One hulking man in military fatigue pants was carried in on a stretcher with a gaping wound in his navel. “He’s a first lieutentant,” said one of the clinic’s nurses, Abdul Karem, who like everyone else in this overwrought hub, doubles as a revolutionary. The seriously wounded officer was taken to the improvised operating room, as nurses outside prepped themselves for surgery by washing their hands with kerosene and water.
Among those tending to him was an old French surgeon, a veteran of conflict zones dating back to the Vietnam war, who arrived in Syria on Thursday with a suitcase of medical supplies and a readiness to stay as long as he’s needed.
The carnage of the rest of the day suggests he may be here awhile. Minutes after the lieutenant’s treatment began, a truck screamed to a stop outside and Free Syria Army soldiers bellowed for a stretcher.
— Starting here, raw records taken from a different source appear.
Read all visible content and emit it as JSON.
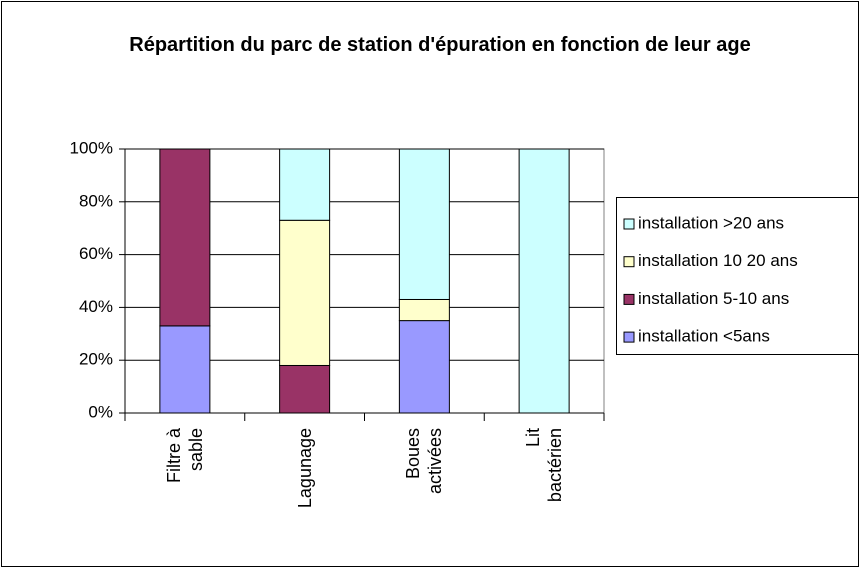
{
  "chart_data": {
    "type": "bar",
    "stacked": "percent",
    "title": "Répartition du parc de station d'épuration en fonction de leur age",
    "categories": [
      "Filtre à sable",
      "Lagunage",
      "Boues activées",
      "Lit bactérien"
    ],
    "series": [
      {
        "name": "installation <5ans",
        "color": "#9999ff",
        "values": [
          33,
          0,
          35,
          0
        ]
      },
      {
        "name": "installation 5-10 ans",
        "color": "#993366",
        "values": [
          67,
          18,
          0,
          0
        ]
      },
      {
        "name": "installation 10 20 ans",
        "color": "#ffffcc",
        "values": [
          0,
          55,
          8,
          0
        ]
      },
      {
        "name": "installation >20 ans",
        "color": "#ccffff",
        "values": [
          0,
          27,
          57,
          100
        ]
      }
    ],
    "ylim": [
      0,
      100
    ],
    "yticks": [
      {
        "value": 0,
        "label": "0%"
      },
      {
        "value": 20,
        "label": "20%"
      },
      {
        "value": 40,
        "label": "40%"
      },
      {
        "value": 60,
        "label": "60%"
      },
      {
        "value": 80,
        "label": "80%"
      },
      {
        "value": 100,
        "label": "100%"
      }
    ],
    "grid": true,
    "legend": "right"
  }
}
The triage centre rapidly emptied, as the medics inside grabbed their flip flops – one also reached for his Kalashnikov – and hurried into the courtyard outside. they stopped next to the truck and looked inside and visibly stopped in their tracks. “Finished,” one man said. “Take him to the graveyard.” The dead man was a major, the leader of the Free Syria Army in this town, and one of many wounded by an attack on an outpost not far from here.
As night fell, the numbers of dead and wounded appeared to increase. every massive boom in the near distance seemed to herald the arrival of more patients.
“They’re coming from the hospital that we ran away from,” said one medic, Dr Qassem. “It’s only a kilometre away.”
Regime snipers were also wreaking havoc from a nearby intersection on the road to Homs. Opposition forces, meanwhile for the most part watched from hideouts in apricot and peach orchards and farm-houses dotted along muddy brown laneways.
More wounded were brought in, a rebel shot in the hand, another two with bullets in their back. The television showing footage of the carnage in Homs had by now been switched off as the triage room swarmed with walking wounded, frantic medics and others taking refuge from the shelling.
The first lieutenant inside was fading fast. as other surgeons piled the patient’s intestines onto his stomach, Dr Qassem, who was holding a lamp over the operation said: “They are coming for us now. It is going to be very bad.”
And then he added an optimistic note to a day that had so far offered nothing but misery. “The vote at the UN could be good for us in the future,” he said. “All our students and doctors study in Russia and the standards are not good. “All our factories have Chinese equipment and it’s the same thing. if we win, things will change, God willing.”
He switched back to the dying patient as attention switched to the newest casualty, a man shot in the wrist, his blood streaming over shoes piled at the room entrance.
“There have been more than 100 people killed today,” said one young university medical student as he held an x-ray machine over a patient lying prostrate on the floor. “We all have family in Homs and we are very worried about the situation there. It is much worse than here.
“Every day it has been getting worse here and there. no one is coming for us and we accept our fate.”
Early in the day, a re-supply – of sorts – did arrive for the rebels; three sacks of rockets and rusting mortar tubes. they too were brought into the medical clinic and stored out of sight. It was hardly an arsenal to embolden a clearly struggling rebel army, but it was a sign that some weapons are finding their way across the porous Turkish and Lebanese borders.
“These are old,” said one young fighter. “But they will do. We are grateful for everything that we get.”